Wednesday, January 8, 2014

"Wow, Some Weather We've Been Having," Said Everybody

Massanutten mountain: It was even colder up there
I can't think of anything that will be less "news" to you (if you live in the USA) than another story about how crazy nuts cold it has been this week!

But it is the main event that has been on our minds (not to mention our bodies) during this past week. Americans have been briefly united by a snowstorm and the "polar vortex" that came in its wake and brought ice-age temperatures to much of the nation.

And I know, my dear northeastern and midwestern friends, that you had the worst of it. Of course, you took it in stride because you are the toughest and just simply the most rugged people. Frozen winters? Mosquito infested summers? Hey, I bow to you. Okay? ;)

Still, it was freaky freezing here in Virginia and points further south.

We all felt like brothers and sisters this week, as we braved First World Problems in their most dire form: How to get the car started when it's one degree (that's fahrenheit, which means -17 celsius); how to get from the car to the nearest heated building without getting blown off our feet by 40 mph winds; how to get to the car at all (for those of us who had lots of snow); and -- by far the most desperate problem -- how to entertain ourselves during the days when we were stuck inside the house.

Some snow. Some sunshine. Our house looks cozy. Nobody went out to play!
Winter is interesting because, really, nobody can control it. We try to control it by watching the Weather Channel obsessively, but it still comes upon us and asserts itself. Suddenly, we all feel small and needy. We help one another out. We talk to our neighbors. We think about where we are going, take our time, and are grateful for whatever we manage to do.
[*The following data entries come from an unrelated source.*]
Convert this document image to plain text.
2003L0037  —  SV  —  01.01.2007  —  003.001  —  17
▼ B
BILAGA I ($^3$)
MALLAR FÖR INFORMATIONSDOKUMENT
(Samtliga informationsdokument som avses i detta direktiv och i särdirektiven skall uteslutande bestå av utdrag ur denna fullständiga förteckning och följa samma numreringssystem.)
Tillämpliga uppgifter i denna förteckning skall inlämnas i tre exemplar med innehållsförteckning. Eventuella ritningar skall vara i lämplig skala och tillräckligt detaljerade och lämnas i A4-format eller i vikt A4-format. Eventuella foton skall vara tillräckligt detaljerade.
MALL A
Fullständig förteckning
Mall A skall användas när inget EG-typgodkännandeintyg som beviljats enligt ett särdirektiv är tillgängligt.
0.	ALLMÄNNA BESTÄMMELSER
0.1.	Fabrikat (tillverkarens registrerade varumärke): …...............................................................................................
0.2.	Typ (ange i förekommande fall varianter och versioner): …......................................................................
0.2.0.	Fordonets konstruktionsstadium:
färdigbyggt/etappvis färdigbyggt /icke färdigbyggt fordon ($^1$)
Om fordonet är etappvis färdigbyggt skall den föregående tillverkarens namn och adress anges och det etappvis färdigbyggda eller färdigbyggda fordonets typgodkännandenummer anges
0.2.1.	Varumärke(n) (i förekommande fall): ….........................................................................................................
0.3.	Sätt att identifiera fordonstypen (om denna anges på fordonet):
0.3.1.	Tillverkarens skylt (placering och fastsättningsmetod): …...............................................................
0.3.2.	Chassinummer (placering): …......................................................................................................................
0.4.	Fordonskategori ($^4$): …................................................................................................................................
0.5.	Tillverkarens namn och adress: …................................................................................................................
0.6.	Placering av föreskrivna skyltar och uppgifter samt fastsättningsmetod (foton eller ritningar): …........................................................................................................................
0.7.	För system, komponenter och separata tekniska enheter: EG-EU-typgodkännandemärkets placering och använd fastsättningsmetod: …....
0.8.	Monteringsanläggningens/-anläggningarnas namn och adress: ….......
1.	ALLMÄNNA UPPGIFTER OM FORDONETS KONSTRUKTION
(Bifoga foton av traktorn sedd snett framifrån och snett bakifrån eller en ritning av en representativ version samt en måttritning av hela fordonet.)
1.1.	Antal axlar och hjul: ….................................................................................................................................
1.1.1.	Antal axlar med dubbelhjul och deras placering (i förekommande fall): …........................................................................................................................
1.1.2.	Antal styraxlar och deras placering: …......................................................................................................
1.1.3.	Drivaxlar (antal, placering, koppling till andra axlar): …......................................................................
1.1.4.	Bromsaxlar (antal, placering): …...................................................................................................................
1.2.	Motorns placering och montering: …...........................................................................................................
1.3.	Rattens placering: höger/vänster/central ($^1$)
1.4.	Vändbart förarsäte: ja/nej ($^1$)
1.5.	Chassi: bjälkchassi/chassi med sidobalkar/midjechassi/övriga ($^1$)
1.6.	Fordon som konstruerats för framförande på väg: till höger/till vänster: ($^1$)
In snow and cold, we are all realists. It's something in front of us, not a fabrication of our self-posturing. We have to deal with it, and it establishes the method by which we must proceed. People have profound disagreements about methods when it comes to politics and economics, but everyone knows that snow must be shoveled and scraped, and that we must be well protected against the cold.

This is the face of bravery and boldness
And this is the face of cuteness. In her best coat.
Everybody knows it's cold; we can feel it. (boy can we feel it!) No one thinks of being ideological about the fact that we need to bundle up. I didn't see anyone walking on the street this week in just shorts or a bathing suit, and claiming that they didn't "believe in cold." Imagine some guy: "I'm a warmist. This cold is just an oppressive structure imposed by the meteorological elites (or 'the government,' or a lack of tolerance for temperature diversity, or whatever)."

"You're a 'warmist'?" I'd say, through my scarf. "I'm a human being. Either you get inside or I'm calling 911 so that someone can come and get you and prevent you from freezing to death."

That's why weather is such a universal topic of conversation. It's something we all have in common, and it reminds us (implicitly) of many of the deeper things we have in common, the things that motivate us to deal with the weather because it's a factor in our real lives, an aspect of reality that we cannot ignore or censor from our awareness just because it doesn't fit in with our projects.

It reminds us that being human is a mystery, a gift, and a responsibility.


[By the way: Always keep an outdoor extension chord around the house. A LONG one. If the starter lock in your car doesn't turn because it's frozen because the car has been out all night because you don't have a garage (you have a carport) because you live in "the South" where things like this don't happen... you'll need a hot air blow dryer. And plenty of patience.]